‘I was really angry,’ BYU law grad recalls 6 years in federal prison that changed his life
Apr 26, 2018, 9:25 PM | Updated: Apr 27, 2018, 11:24 am
PROVO, Utah – Finishing three years of law school is a huge accomplishment, but for one graduate of Brigham Young University’s law school, it’s the end of a journey that started with a long stint in federal prison.
“It’s just not something that I ever thought I could do,” said Ben Aldana on graduation day. “I got out of prison and had no academic background.”
“I was really angry,” he recalls. “Before you know it, you’re fully engulfed in this criminal world.”
The 37-year-old says drug use, including an addiction to methamphetamine, led to a life of crime and multiple arrests in his late teens and early 20s.
“I was really angry,” he recalls. “Before you know it, you’re fully engulfed in this criminal world.”
A federal drug charge landed him 96 months in prison when he was 23. While incarcerated at a medium-security corrections facility in Oregon, an opportunity to help other inmates receive dental work changed his life.
“It was like walking out of prison every day, because the people who I worked for actually treated me like a person,” he said of working with the prison’s dentist. “I had never been put in a position where it was my job to help anyone else.”

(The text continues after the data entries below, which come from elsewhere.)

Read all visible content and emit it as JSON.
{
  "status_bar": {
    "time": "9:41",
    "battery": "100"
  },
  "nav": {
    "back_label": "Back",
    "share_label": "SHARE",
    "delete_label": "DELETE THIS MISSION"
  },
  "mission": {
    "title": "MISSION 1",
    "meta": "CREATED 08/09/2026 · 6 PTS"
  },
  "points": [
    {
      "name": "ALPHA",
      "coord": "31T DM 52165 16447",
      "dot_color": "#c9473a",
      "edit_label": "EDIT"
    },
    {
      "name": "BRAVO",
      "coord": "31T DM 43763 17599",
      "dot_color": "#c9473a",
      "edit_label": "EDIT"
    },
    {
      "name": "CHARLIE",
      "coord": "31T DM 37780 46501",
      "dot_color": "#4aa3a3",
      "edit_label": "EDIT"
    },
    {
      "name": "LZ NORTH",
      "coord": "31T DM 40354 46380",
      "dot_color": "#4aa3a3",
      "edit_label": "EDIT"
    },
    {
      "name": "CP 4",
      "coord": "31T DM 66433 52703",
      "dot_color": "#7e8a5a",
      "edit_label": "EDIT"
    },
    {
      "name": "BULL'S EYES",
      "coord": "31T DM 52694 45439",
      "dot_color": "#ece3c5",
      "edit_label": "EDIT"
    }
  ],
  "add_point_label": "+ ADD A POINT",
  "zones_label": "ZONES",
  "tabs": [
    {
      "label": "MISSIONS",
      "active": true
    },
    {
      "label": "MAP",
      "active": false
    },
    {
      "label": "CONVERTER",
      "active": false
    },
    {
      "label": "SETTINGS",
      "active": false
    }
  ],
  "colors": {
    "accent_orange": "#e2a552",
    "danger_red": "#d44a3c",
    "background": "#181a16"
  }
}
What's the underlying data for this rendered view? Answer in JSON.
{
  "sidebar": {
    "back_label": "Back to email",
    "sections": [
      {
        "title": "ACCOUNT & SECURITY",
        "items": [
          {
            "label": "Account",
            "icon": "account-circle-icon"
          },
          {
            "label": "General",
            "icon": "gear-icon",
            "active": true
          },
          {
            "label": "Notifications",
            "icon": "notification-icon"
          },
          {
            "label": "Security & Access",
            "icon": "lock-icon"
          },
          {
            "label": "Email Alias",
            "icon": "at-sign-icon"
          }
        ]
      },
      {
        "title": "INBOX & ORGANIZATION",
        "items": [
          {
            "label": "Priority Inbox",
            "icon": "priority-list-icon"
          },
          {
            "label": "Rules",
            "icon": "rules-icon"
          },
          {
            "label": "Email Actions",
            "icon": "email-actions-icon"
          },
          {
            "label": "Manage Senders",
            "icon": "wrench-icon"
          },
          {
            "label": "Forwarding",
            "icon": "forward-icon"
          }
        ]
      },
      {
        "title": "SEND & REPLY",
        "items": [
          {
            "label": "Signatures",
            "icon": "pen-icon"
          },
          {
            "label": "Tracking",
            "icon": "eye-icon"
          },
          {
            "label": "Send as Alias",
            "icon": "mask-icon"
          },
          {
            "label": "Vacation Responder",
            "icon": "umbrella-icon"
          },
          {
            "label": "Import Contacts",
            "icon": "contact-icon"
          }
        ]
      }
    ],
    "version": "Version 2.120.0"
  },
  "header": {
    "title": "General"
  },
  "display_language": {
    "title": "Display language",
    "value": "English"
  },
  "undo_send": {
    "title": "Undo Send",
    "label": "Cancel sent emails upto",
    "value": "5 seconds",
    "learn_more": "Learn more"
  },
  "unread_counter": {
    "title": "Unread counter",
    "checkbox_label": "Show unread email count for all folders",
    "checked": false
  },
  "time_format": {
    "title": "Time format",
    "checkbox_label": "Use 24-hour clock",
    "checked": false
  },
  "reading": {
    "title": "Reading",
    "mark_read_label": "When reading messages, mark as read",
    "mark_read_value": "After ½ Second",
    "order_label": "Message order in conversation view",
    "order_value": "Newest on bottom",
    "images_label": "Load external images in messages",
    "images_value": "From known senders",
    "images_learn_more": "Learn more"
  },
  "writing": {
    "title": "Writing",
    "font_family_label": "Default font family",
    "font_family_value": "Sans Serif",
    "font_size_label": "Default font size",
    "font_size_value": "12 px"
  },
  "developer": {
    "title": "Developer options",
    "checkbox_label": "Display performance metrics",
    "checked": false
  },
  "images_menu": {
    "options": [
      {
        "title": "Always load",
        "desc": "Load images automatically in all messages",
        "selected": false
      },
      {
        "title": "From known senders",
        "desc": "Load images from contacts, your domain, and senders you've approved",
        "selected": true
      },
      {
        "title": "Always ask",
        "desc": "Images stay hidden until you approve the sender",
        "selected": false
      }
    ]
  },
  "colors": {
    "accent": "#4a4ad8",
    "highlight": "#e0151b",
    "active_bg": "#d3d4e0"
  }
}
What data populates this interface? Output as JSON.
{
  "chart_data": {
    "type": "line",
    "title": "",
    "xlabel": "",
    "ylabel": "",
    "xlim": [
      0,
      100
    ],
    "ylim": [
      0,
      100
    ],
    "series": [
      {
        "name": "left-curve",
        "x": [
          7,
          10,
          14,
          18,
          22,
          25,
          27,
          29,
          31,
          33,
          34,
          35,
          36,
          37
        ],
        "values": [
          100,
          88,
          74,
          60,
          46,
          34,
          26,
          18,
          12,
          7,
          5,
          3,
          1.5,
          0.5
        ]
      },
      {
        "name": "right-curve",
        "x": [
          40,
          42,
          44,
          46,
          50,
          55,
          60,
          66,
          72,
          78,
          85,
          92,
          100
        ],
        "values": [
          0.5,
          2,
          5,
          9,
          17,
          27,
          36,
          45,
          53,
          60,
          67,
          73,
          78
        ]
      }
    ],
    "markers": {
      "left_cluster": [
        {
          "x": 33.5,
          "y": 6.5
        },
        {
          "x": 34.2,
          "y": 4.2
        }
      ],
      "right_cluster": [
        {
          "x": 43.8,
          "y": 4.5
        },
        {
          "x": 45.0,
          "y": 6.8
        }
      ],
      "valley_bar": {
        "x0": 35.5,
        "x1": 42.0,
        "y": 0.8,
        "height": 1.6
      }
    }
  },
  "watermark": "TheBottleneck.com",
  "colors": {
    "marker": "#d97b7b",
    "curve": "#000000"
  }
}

After serving a shortened term of six years, Aldana returned home with a desire to change the world for the better. While working a job in road construction, he got his undergraduate degree from Utah Valley University.
Later, when applying for law school, Aldana was required to disclose and explain his lengthy criminal record.
“There are 12 state felonies on my criminal record,” he said. “One school told me basically, ‘You’re not coming to our law school.’”
His application to BYU’s J. Reuben Clark Law School landed on the desk of Marie Kulbeth, who worked as director of admissions at the time.
“As I worked my (way) through it, I’m thinking, ‘This isn’t going to work,’” she remembers.
But when Kulbeth read Aldana’s personal statement and learned of his work in the community, she decided to give him more consideration.
“He was doing all these things that showed he really had come to care about people,” Kulbeth said.
After a series of interviews, Aldana got accepted in 2015.
“I don’t imagine there will be another student like that anytime soon,” Kulbeth said. “He really has done everything we hoped he would do in law school — and more.”
With a job lined up at the public defender’s office, Aldana says having been on the other side of the law is helpful but also painful at times.
“The courtrooms that I’m working in are courtrooms that I was brought through,” he explains. “Clients will come in in chains and I’ll shutter a little bit because the sound of chains is something that I dealt with for a very long time.”
In the end, Aldana says he hopes to teach others about seizing opportunities and giving people a second chance.
“I’m actually really just grateful,” he said of graduating from law school. “Because it’s not really me, it’s a whole bunch of people who have given me opportunities.”